Bei 23 Patienten wurde eine perkutane CT-kontrollierte Schneidbiopsie diffuser Lungenerkrankungen durchgeführt, deren Ätiologie radiologisch und klinisch nicht sicher eingeordnet werden konnte. In 20 Fällen ging der CT-gesteuerten Biopsie eine negative transbronchiale Biopsie voraus. Zur Anwendung kam eine 14-Gauge-Tru-Cut-Nadel, die bei unilateraler, mindestens 3facher Biopsieentnahme aus verschiedenen Stellen in jedem Fall eine korrekte Diagnose erlaubte.

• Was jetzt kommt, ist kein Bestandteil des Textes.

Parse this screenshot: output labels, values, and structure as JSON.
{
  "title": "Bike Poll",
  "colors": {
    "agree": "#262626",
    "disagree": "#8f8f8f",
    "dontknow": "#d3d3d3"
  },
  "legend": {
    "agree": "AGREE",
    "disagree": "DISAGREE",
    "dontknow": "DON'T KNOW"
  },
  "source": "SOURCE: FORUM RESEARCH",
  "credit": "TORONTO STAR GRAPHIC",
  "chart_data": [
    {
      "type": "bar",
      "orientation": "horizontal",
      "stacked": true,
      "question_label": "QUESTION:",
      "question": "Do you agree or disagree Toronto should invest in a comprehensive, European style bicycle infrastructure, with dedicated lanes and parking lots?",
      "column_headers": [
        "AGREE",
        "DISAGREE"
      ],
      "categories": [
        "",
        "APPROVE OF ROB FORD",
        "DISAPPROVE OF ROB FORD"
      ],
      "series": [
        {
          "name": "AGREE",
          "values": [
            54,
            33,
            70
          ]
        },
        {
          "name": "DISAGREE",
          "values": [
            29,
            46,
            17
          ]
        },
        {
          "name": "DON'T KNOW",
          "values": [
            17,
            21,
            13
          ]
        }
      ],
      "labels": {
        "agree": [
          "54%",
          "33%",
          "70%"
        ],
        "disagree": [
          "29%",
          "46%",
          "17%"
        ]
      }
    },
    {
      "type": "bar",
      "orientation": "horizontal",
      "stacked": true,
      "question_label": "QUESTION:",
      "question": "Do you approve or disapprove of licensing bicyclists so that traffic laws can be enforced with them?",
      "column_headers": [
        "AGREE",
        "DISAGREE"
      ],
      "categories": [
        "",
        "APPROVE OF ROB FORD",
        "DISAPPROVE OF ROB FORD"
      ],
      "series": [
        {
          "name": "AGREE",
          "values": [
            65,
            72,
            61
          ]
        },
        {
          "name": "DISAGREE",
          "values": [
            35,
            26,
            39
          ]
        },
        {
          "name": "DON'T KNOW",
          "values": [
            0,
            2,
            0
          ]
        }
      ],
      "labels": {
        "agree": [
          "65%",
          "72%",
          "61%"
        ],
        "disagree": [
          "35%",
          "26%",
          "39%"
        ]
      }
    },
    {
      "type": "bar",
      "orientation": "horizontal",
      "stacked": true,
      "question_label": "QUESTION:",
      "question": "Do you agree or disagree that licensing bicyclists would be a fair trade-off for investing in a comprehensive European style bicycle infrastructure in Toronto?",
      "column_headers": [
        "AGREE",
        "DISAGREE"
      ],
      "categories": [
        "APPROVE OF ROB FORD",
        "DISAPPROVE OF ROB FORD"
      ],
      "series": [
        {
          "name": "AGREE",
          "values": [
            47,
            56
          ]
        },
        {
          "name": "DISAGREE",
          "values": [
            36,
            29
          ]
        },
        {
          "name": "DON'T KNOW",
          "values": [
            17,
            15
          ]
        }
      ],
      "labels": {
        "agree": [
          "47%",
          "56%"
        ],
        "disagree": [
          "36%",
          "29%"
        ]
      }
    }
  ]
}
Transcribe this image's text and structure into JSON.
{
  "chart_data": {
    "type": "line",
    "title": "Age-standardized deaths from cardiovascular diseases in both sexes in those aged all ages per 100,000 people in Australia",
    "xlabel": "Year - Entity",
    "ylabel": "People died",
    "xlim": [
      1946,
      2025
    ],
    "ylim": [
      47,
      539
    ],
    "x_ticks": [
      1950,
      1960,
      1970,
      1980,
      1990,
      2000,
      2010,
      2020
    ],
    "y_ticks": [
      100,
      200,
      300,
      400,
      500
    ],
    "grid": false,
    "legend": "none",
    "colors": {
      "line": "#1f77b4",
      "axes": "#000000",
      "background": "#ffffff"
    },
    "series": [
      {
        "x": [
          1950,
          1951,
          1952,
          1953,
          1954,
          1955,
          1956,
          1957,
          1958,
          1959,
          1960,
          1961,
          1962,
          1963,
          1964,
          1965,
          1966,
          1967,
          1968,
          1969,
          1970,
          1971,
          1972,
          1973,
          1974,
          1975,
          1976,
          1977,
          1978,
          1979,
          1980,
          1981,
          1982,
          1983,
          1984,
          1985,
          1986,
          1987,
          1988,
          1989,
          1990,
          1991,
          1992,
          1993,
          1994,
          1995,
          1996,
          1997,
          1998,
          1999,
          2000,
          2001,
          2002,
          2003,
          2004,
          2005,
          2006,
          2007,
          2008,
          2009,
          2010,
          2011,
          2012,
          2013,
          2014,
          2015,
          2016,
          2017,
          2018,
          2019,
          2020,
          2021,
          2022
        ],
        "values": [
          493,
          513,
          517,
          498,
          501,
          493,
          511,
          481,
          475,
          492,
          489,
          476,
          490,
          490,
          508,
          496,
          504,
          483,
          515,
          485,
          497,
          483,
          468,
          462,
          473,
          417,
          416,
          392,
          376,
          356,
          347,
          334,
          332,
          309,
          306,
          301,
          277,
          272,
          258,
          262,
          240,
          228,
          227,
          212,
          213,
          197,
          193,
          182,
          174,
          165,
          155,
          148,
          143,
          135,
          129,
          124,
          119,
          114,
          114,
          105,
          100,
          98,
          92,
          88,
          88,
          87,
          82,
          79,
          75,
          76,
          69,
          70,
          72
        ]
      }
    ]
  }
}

Die Biopsiezylinder waren mit durchschnittlich 5-6 mm bei nicht tumorösen diffusen Lungenerkrankungen länger als die nach Literaturangaben 1-2 mm großen Gewebeproben der transbronchialen Biopsie. An Komplikationen fand sich in jeweils einem Fall ein rasch einsetzender Spannungspneumothorax, der interventionell radiologisch behandelt wurde, und eine Hämoptyse. Vorteilhaft für die Planung und die Durchführung der Biopsie ist die subtile und überlagerungsfreie Darstellung der Lungenerkrankung im CT, wobei sowohl wenig als auch stärker befallene Abschnitte in einer Schicht dargestellt und anschließend über einen Zugang biopsiert werden können. Die CT-geführte Schneidbiopsie ist eine vielversprechende, aussagefähige Methode in der pathomorphologischen Diagnostik diffuser Lungenerkrankungen, die eine offene Lungen-biopsie in vielen Fällen vermeidbar macht.

Summary

Twenty-three patients underwent CT-guided large-bore biopsy of diffuse lung disease of clinically and radiologically indeterminate etiology. The procedure was preceded by negative transbronchial biopsy in 20 cases. CT-guided biopsies were performed with a 14-gauge Trucut-needle. Obtaining at least 3 specimens of different parts of the diseased area, a correct histologic diagnosis was achieved in all cases. The size of the histologic specimens (mean: 5-6 mm) exceeded that of the specimens obtained by transbronchial bopsy as reported in the literature. Two major complications occurred and included a rapidly developing tension pneumothorax treated by a small-bore catheter and one self-limited hemoptysis. Major advantages of percutaneous CT-guided biopsy are the nonsuperimposed and very sensitive imaging of lung alterations in diffuse lung diseases that allows evidence of adjacent less and more involved areas accessible by one biopsy approach. CT-guided large-bore biopsy with a cutting needle seems to be a very promising, accurate method in the pathomorphologic work-up of diffuse lung diseases rendering open biopsy unnecessary in many cases.